Parham Azimi, Zeineb El Orch, Tiffanie Ramos, Robert Zylstra, Julie Steele, BRENT STEPHENS, Illinois Institute of Technology

     Abstract Number: 480
     Working Group: Indoor Aerosols

Abstract
Three-dimensional printers that utilize additive manufacturing processes are gaining popularity as rapid prototyping devices. The development of low-cost desktop versions has made this technology widely accessible for use in home and office settings. The majority of commercially available 3D printers utilize an extrusion deposition technique whereby a plastic filament wound on a coil is unreeled to supply a computer-driven moving extrusion nozzle. The heated nozzle melts the plastic feedstock and deposits small extruded thermoplastic beads in thin layers across a baseplate. The material immediately hardens to form a three-dimensional shape. Despite their rapid uptake, little information exists on potential emissions from operation of these high temperature desktop devices indoors, particularly for aerosols.
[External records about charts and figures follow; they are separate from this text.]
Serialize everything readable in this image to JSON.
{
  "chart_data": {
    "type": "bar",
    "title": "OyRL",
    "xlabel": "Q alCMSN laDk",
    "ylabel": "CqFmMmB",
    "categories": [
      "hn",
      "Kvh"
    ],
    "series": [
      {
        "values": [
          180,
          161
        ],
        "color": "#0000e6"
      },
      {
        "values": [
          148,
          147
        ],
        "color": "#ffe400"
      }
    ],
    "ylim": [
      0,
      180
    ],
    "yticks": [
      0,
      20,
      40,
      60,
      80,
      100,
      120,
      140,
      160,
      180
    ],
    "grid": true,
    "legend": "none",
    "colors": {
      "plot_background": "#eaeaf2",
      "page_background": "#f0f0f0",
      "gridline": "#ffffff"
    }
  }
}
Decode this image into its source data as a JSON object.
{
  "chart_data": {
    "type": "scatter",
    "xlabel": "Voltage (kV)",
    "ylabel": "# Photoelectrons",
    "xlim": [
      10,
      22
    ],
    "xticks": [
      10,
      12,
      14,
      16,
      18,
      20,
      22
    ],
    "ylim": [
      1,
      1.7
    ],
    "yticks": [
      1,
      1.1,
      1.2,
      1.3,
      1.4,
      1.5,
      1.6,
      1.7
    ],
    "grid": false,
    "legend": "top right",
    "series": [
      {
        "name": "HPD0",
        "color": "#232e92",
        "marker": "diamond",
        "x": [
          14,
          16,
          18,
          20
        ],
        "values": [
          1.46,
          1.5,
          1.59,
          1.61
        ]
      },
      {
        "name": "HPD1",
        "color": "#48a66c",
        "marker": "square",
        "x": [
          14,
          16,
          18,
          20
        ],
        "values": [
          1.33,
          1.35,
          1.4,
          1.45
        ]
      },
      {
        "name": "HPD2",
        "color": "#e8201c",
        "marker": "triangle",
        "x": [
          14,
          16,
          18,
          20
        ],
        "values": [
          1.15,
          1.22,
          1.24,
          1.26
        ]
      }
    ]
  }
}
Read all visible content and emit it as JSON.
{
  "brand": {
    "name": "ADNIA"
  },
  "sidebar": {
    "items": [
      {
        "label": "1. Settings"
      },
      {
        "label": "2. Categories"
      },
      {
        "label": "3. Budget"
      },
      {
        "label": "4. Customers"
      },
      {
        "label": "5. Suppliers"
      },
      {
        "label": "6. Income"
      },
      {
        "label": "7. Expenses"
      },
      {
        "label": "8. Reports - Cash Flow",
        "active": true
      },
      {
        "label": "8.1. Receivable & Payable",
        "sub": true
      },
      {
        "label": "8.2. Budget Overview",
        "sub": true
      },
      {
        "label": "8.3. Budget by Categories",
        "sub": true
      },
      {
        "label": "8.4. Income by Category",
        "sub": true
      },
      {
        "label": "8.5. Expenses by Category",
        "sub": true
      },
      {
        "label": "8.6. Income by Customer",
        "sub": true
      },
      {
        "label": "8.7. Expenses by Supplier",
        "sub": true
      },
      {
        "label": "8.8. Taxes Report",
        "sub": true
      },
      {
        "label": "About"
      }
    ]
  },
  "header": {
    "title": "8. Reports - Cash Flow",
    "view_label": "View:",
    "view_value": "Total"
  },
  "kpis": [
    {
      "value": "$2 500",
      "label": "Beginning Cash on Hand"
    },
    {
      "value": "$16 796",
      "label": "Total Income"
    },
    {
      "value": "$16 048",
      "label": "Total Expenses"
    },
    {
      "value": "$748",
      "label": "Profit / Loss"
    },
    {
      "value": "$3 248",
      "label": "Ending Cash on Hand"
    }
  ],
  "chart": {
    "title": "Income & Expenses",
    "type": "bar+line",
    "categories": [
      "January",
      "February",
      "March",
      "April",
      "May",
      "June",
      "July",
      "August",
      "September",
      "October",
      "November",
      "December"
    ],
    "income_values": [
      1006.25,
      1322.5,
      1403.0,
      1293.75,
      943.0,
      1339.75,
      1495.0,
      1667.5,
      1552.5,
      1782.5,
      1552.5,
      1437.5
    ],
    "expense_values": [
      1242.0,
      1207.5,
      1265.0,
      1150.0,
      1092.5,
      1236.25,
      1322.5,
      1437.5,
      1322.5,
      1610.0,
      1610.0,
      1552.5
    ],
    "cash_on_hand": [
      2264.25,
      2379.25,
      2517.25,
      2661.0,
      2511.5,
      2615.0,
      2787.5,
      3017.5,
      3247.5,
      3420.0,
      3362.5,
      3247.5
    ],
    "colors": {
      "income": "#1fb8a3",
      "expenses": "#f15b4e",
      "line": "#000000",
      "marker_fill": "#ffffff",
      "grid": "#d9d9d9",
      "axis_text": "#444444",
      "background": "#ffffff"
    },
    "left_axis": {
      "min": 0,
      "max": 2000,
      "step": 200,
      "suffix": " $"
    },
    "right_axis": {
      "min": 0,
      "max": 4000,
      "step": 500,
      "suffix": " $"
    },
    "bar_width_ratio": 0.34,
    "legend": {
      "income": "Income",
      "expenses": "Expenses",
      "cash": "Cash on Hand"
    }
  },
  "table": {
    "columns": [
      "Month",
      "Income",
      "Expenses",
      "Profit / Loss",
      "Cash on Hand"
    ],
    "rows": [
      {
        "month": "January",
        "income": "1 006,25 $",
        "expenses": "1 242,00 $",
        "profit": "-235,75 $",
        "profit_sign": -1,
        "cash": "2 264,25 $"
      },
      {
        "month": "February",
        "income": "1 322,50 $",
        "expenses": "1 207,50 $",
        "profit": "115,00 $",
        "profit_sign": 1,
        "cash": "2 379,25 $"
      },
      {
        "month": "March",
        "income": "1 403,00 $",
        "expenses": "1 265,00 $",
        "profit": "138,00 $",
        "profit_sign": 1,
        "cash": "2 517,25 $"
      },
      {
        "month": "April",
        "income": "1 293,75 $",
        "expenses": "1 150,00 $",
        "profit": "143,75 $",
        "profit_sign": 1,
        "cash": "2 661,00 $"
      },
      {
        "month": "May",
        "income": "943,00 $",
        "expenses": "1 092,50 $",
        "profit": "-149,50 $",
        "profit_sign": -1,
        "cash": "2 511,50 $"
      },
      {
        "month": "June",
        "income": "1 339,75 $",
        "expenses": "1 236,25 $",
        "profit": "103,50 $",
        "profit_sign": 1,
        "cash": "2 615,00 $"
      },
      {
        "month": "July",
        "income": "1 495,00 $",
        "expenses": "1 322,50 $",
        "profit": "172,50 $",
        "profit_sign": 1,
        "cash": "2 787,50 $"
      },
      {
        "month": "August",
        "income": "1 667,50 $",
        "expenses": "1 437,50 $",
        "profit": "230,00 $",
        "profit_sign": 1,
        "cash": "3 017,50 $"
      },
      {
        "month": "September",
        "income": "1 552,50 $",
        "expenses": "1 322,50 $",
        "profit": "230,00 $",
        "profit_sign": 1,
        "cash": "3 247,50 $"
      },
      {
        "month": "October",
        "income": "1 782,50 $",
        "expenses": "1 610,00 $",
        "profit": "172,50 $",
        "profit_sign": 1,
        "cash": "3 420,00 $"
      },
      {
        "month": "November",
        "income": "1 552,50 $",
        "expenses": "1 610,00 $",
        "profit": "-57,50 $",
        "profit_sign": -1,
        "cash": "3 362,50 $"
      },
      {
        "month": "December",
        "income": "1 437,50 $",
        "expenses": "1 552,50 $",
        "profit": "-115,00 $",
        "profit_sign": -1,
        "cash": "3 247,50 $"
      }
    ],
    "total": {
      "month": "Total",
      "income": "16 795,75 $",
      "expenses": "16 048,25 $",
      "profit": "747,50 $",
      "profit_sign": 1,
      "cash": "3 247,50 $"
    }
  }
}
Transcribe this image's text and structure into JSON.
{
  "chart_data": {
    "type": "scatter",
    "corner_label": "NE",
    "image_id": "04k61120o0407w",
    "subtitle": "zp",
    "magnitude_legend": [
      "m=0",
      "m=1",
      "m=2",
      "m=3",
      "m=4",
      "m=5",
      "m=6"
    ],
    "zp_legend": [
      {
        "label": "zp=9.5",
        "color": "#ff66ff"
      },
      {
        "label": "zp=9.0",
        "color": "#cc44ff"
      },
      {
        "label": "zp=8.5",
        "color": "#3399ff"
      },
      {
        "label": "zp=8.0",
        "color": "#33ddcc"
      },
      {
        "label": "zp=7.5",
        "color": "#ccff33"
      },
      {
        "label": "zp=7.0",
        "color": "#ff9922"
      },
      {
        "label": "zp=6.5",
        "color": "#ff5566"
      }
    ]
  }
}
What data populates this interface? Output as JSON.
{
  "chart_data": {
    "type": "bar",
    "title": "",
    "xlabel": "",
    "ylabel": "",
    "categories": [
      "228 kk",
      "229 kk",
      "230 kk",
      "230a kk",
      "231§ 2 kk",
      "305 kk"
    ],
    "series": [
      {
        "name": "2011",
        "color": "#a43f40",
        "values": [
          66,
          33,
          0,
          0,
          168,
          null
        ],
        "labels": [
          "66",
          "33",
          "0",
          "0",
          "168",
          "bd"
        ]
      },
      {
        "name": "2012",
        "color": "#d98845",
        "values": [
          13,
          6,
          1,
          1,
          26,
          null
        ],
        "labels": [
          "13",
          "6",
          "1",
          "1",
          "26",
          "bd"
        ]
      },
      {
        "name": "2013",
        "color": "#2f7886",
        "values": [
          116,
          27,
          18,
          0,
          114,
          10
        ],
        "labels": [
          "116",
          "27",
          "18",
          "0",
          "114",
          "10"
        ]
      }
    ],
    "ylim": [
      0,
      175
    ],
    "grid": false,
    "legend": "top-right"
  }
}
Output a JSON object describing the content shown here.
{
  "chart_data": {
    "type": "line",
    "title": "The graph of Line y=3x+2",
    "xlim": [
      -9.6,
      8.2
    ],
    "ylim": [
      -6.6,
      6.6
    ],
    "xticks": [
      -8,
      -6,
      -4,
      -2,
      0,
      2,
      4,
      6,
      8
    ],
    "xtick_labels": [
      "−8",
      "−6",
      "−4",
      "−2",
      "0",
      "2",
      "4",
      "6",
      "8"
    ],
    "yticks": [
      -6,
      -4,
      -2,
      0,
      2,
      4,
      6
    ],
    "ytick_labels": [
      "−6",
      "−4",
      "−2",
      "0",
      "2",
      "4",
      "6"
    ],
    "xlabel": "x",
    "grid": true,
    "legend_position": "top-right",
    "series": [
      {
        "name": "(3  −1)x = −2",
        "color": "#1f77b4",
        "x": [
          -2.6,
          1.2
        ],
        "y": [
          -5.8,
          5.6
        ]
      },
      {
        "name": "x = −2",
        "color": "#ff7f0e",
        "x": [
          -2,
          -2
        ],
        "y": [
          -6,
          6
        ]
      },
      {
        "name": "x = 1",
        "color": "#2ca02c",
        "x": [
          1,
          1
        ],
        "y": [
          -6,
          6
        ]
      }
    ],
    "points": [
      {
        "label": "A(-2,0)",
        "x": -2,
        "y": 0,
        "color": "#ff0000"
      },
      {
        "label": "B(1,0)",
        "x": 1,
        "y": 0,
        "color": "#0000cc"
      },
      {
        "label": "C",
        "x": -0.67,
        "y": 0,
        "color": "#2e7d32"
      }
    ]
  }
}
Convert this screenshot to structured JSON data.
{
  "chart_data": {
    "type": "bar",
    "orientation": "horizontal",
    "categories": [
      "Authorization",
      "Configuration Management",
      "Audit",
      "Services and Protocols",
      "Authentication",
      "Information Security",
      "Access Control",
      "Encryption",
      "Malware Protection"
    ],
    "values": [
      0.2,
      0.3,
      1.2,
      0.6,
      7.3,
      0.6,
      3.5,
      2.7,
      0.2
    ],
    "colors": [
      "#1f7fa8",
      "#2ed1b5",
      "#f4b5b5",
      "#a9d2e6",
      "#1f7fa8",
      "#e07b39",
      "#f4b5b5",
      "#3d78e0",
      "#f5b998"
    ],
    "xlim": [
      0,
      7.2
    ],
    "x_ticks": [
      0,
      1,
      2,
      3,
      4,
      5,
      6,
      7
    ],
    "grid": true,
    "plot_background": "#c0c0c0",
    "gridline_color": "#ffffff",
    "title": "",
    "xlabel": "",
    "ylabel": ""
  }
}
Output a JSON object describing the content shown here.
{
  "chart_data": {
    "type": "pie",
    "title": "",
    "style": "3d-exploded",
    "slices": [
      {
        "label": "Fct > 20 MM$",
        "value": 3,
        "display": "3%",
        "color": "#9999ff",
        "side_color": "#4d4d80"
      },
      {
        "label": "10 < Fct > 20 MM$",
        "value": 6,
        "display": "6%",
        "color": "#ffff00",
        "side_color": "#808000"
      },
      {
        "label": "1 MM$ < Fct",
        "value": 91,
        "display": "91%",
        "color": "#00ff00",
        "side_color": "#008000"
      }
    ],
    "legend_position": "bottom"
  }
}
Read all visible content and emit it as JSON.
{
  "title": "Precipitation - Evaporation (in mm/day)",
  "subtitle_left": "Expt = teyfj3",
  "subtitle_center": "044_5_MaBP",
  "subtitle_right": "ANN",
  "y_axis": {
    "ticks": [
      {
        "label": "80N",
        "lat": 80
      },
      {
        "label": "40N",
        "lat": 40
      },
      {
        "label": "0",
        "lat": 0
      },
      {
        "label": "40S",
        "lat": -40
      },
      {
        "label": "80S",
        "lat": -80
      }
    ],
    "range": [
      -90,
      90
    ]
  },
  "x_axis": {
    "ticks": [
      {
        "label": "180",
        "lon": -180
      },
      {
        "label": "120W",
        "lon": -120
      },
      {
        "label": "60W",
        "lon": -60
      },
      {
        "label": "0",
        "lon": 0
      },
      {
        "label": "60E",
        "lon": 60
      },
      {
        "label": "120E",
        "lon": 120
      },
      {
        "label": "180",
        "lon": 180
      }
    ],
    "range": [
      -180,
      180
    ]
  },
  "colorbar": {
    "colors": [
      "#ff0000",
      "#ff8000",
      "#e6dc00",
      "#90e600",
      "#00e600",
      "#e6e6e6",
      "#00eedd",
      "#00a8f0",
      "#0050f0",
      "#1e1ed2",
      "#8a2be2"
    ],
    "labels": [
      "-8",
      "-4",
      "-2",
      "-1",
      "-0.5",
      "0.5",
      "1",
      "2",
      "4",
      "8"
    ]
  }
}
Therefore, we measured particle emissions from two types of commercially available desktop 3D printers operating inside an office space using a TSI NanoScan SMPS logging at 1-minute intervals. First, two printers fed by PLA (polylactic acid) were operated together to print sample plastic products. Second, printing from these two printers was repeated in conjunction with three additional higher temperature printers fed by ABS (acrylonitrile butadiene styrene) to print the same plastic products.

The 3D printers were shown to have substantial aerosol emissions primarily in the ultrafine (<100 nm) size range. Peak emissions occurred in the 30-50 nm range. The mean UFP emission rate from the higher temperature ABS printers was estimated to be ~1.9×10$^(11) #/min each compared to ~2.4×10$^(10) #/min for each of the lower temperature PLA devices. With all five devices operating at the same time in the office, mean UFP emission rates were estimated as ~6.5×10$^(11) #/min. These data represent some of the first known measurements of which we are aware of particle emissions from desktop 3D printers and suggest that caution should be used when operating these instruments in unvented indoor environments.